Copy one of the templates, adjust paths, and pass it to run_pipeline.py --config /path/to/config.yaml.

Data directory layout

The paths under paths.*_root expect a consistent naming scheme so the orchestrator can discover assets automatically:

  • video_root/<ShowName>/<ShowName>_<SS>x<EE>.mp4 – source episode video per show, where SS and EE are zero-padded season/episode numbers (e.g. Seinfeld/Seinfeld_03x05.mp4).
  • audio_root/<ShowName>/<ShowName>_<SS>x<EE>.wav – pre-extracted mono 16kHz WAV audio aligned with the corresponding video file.
  • castlist_root/<ShowName>/<ShowName>_<SS>x<EE>.txt – CSV (no header) with CharacterName,RealName rows used to map diarisation outputs to on-screen names.
  • person_images/<ShowName>_<SS>x<EE>/<CharacterFolder>/*.jpg – reference face crops for each character. If per-episode folders are unavailable, place character folders directly under person_images/CharacterFolder/*.jpg to share exemplars across episodes.
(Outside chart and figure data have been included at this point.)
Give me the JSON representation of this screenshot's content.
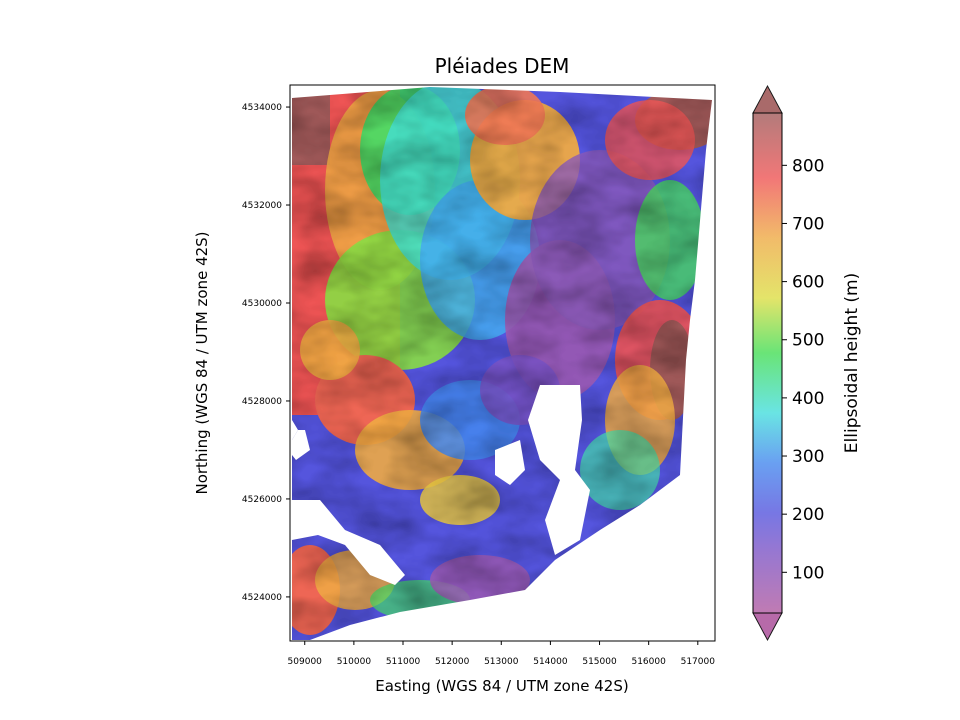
{
  "chart_data": {
    "type": "heatmap",
    "title": "Pléiades DEM",
    "xlabel": "Easting (WGS 84 / UTM zone 42S)",
    "ylabel": "Northing (WGS 84 / UTM zone 42S)",
    "xlim": [
      508700,
      517350
    ],
    "ylim": [
      4523100,
      4534450
    ],
    "xticks": [
      509000,
      510000,
      511000,
      512000,
      513000,
      514000,
      515000,
      516000,
      517000
    ],
    "xtick_labels": [
      "509000",
      "510000",
      "511000",
      "512000",
      "513000",
      "514000",
      "515000",
      "516000",
      "517000"
    ],
    "yticks": [
      4524000,
      4526000,
      4528000,
      4530000,
      4532000,
      4534000
    ],
    "ytick_labels": [
      "4524000",
      "4526000",
      "4528000",
      "4530000",
      "4532000",
      "4534000"
    ],
    "colorbar": {
      "label": "Ellipsoidal height (m)",
      "range": [
        30,
        890
      ],
      "extend": "both",
      "ticks": [
        100,
        200,
        300,
        400,
        500,
        600,
        700,
        800
      ],
      "tick_labels": [
        "100",
        "200",
        "300",
        "400",
        "500",
        "600",
        "700",
        "800"
      ],
      "colormap_stops": [
        "#b05aa0",
        "#5555dd",
        "#4488ee",
        "#44dddd",
        "#44dd55",
        "#dddd44",
        "#eeaa44",
        "#ee5555",
        "#a05a5a"
      ]
    },
    "grid": false
  }
}
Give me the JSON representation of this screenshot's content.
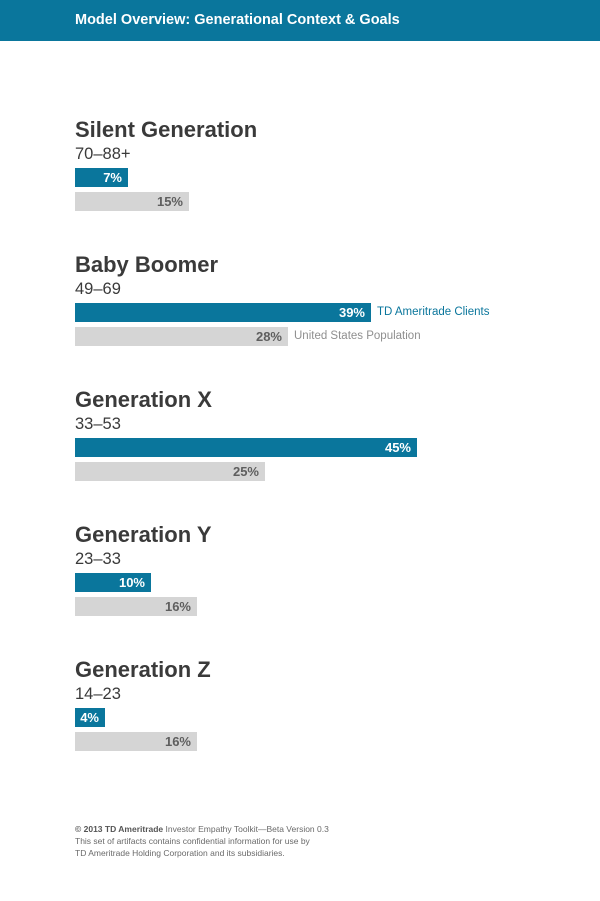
{
  "header": {
    "title": "Model Overview: Generational Context & Goals",
    "color": "#0a769c"
  },
  "colors": {
    "client_bar": "#0a769c",
    "population_bar": "#d5d5d5"
  },
  "legend": {
    "client": "TD Ameritrade Clients",
    "population": "United States Population"
  },
  "chart_data": {
    "type": "bar",
    "orientation": "horizontal",
    "series": [
      {
        "name": "TD Ameritrade Clients",
        "values": [
          7,
          39,
          45,
          10,
          4
        ]
      },
      {
        "name": "United States Population",
        "values": [
          15,
          28,
          25,
          16,
          16
        ]
      }
    ],
    "categories": [
      "Silent Generation",
      "Baby Boomer",
      "Generation X",
      "Generation Y",
      "Generation Z"
    ],
    "groups": [
      {
        "name": "Silent Generation",
        "range": "70–88+",
        "client": 7,
        "client_label": "7%",
        "population": 15,
        "population_label": "15%"
      },
      {
        "name": "Baby Boomer",
        "range": "49–69",
        "client": 39,
        "client_label": "39%",
        "population": 28,
        "population_label": "28%"
      },
      {
        "name": "Generation X",
        "range": "33–53",
        "client": 45,
        "client_label": "45%",
        "population": 25,
        "population_label": "25%"
      },
      {
        "name": "Generation Y",
        "range": "23–33",
        "client": 10,
        "client_label": "10%",
        "population": 16,
        "population_label": "16%"
      },
      {
        "name": "Generation Z",
        "range": "14–23",
        "client": 4,
        "client_label": "4%",
        "population": 16,
        "population_label": "16%"
      }
    ],
    "legend_group": "Baby Boomer"
  },
  "footer": {
    "copyright_bold": "© 2013 TD Ameritrade",
    "line1": " Investor Empathy Toolkit—Beta Version 0.3",
    "line2": "This set of artifacts contains confidential information for use by",
    "line3": "TD Ameritrade Holding Corporation and its subsidiaries."
  }
}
Adjust the extensions if your media differs, but keep the episode ID format identical to what is configured under shows so the pipeline can resolve files.

Running the Pipeline

# Process every episode defined in the config sequentially
python run_pipeline.py --config config/pipeline_sample.yaml --sequential

# Process specific episodes (parallel by default)
python run_pipeline.py --episodes Seinfeld_03x01 Seinfeld_03x02

# Clean intermediate artifacts after a successful run
python run_pipeline.py --cleanup

Stages run in order: audio_processing → av_analysis → face_processing → speaker_identification. Results are saved under exp/<run_name>/output/<show>/<episode>/ as JSON plus RTTM/SRT subtitle files.

If a run is interrupted, the pipeline writes pipeline_checkpoint.json under the intermediate directory; re-running will resume from the last unfinished stage.

Outputs

Each episode directory contains:

  • <episode>.json – aggregated stage results.
  • <episode>.srt – speaker-labelled subtitles with Whisper transcripts.
  • <episode>.rttm – diarisation file for evaluation tools.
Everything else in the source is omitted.